La muerte del papá de Ellias desencadena una herencia simbólica de lo que hace la mala crianza en los seres humanos, de lo que dejan los padres en uno y se instala como una camisa de fuerza, como una herencia de perversos hábitos en el hombre, que no se ven, pero se normalizan y, aparecen en forma de personalidad en la adolescencia y se enquistan en la adultez.

Le Successeur es la historia de la hipocresía de cierta clase de amistad. De lo que el hombre es capaz de callar para mantener su propio bienestar, de lo cerca que se está de ser parte de la injusticia. Es la historia de lo que calla el ser humano para mantener sus tragedias, del silencio cómplice, también de la mentira social del ser y el parecer, que vuelve la relación con los otros una fachada, un buen vestido, un maquillaje que oculta las fealdades humanas.

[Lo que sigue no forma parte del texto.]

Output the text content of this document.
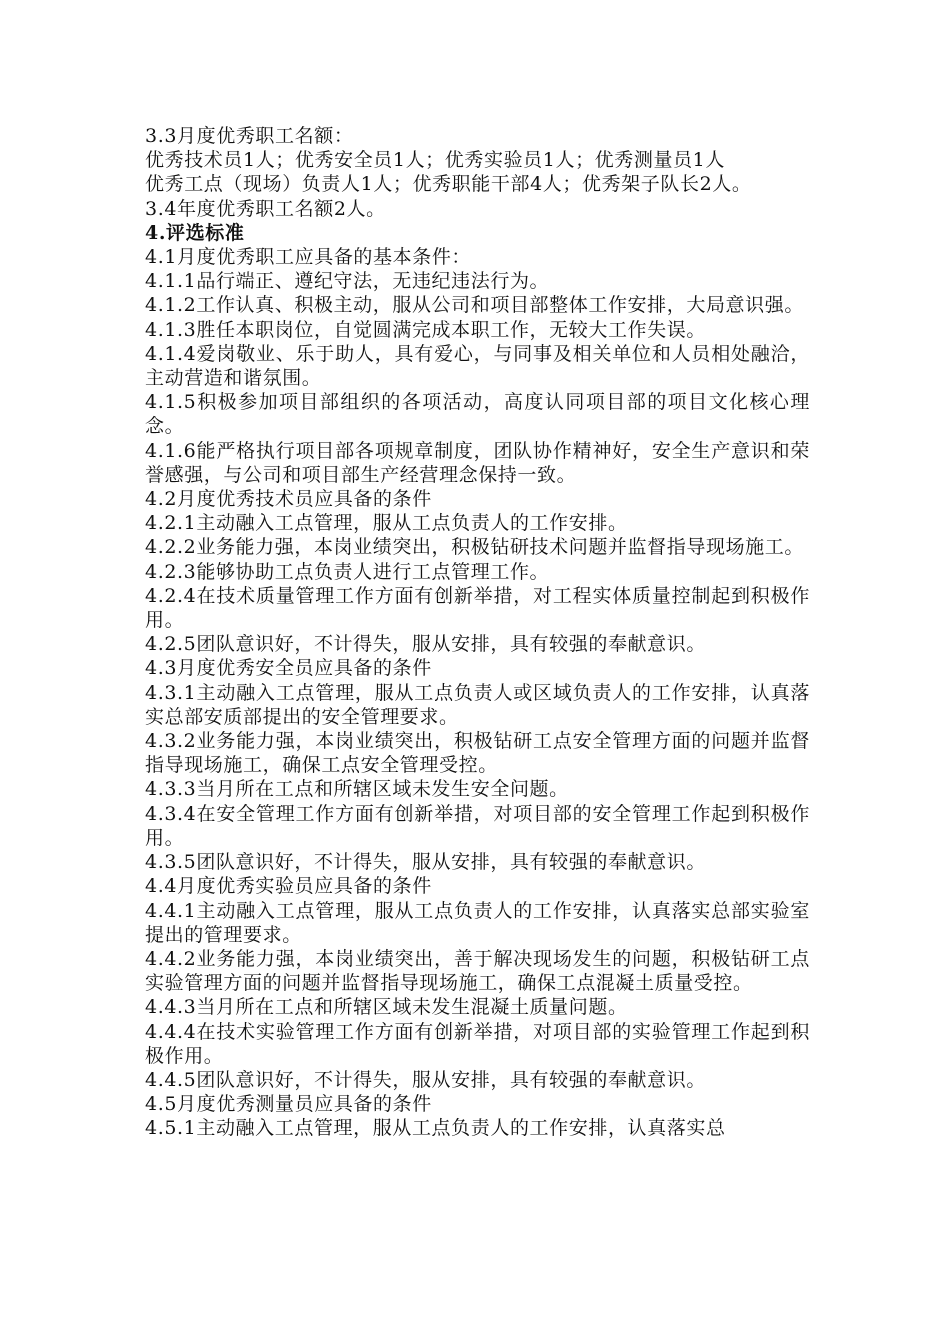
3.3月度优秀职工名额：
优秀技术员1人；优秀安全员1人；优秀实验员1人；优秀测量员1人
优秀工点（现场）负责人1人；优秀职能干部4人；优秀架子队长2人。
3.4年度优秀职工名额2人。
4.评选标准
4.1月度优秀职工应具备的基本条件：
4.1.1品行端正、遵纪守法，无违纪违法行为。
4.1.2工作认真、积极主动，服从公司和项目部整体工作安排，大局意识强。
4.1.3胜任本职岗位，自觉圆满完成本职工作，无较大工作失误。
4.1.4爱岗敬业、乐于助人，具有爱心，与同事及相关单位和人员相处融洽，主动营造和谐氛围。
4.1.5积极参加项目部组织的各项活动，高度认同项目部的项目文化核心理念。
4.1.6能严格执行项目部各项规章制度，团队协作精神好，安全生产意识和荣誉感强，与公司和项目部生产经营理念保持一致。
4.2月度优秀技术员应具备的条件
4.2.1主动融入工点管理，服从工点负责人的工作安排。
4.2.2业务能力强，本岗业绩突出，积极钻研技术问题并监督指导现场施工。
4.2.3能够协助工点负责人进行工点管理工作。
4.2.4在技术质量管理工作方面有创新举措，对工程实体质量控制起到积极作用。
4.2.5团队意识好，不计得失，服从安排，具有较强的奉献意识。
4.3月度优秀安全员应具备的条件
4.3.1主动融入工点管理，服从工点负责人或区域负责人的工作安排，认真落实总部安质部提出的安全管理要求。
4.3.2业务能力强，本岗业绩突出，积极钻研工点安全管理方面的问题并监督指导现场施工，确保工点安全管理受控。
4.3.3当月所在工点和所辖区域未发生安全问题。
4.3.4在安全管理工作方面有创新举措，对项目部的安全管理工作起到积极作用。
4.3.5团队意识好，不计得失，服从安排，具有较强的奉献意识。
4.4月度优秀实验员应具备的条件
4.4.1主动融入工点管理，服从工点负责人的工作安排，认真落实总部实验室提出的管理要求。
4.4.2业务能力强，本岗业绩突出，善于解决现场发生的问题，积极钻研工点实验管理方面的问题并监督指导现场施工，确保工点混凝土质量受控。
4.4.3当月所在工点和所辖区域未发生混凝土质量问题。
4.4.4在技术实验管理工作方面有创新举措，对项目部的实验管理工作起到积极作用。
4.4.5团队意识好，不计得失，服从安排，具有较强的奉献意识。
4.5月度优秀测量员应具备的条件
4.5.1主动融入工点管理，服从工点负责人的工作安排，认真落实总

Es la historia del silencio que daña y el que no deja gritar y que está encerrado en cada cual, lo que heredan los hijos de sus padres: el patriarcado, el machismo, el olvido de las raíces que alejan al ser humano de la conexión con su propia tierra.

La moda en Le Successeur es una metáfora que oculta la costura de los trajes, se vuelve importante lucir el brillo de los canutillos y esconder la manera sobre cómo se pegaron en el vestido. Disimula la tristeza con maquillaje. Obliga a caminar con la frente en alto y es un peligro mirar hacía los lados. Sacrifica la alimentación por la imagen, el reconocimiento y la fama. La familia también en Legrand es eso, una fachada que no deja ver sus remiendos y que se vuelve necesario mirar ése zig-zag, para saber cómo se crearon los miedos, en qué momento se instaló la falta de sensibilidad, quizás para querer más el presente, destensionar el alma, liberar la existencia y permitirle un impulso para que respire con un aire que no aprisione el corazón.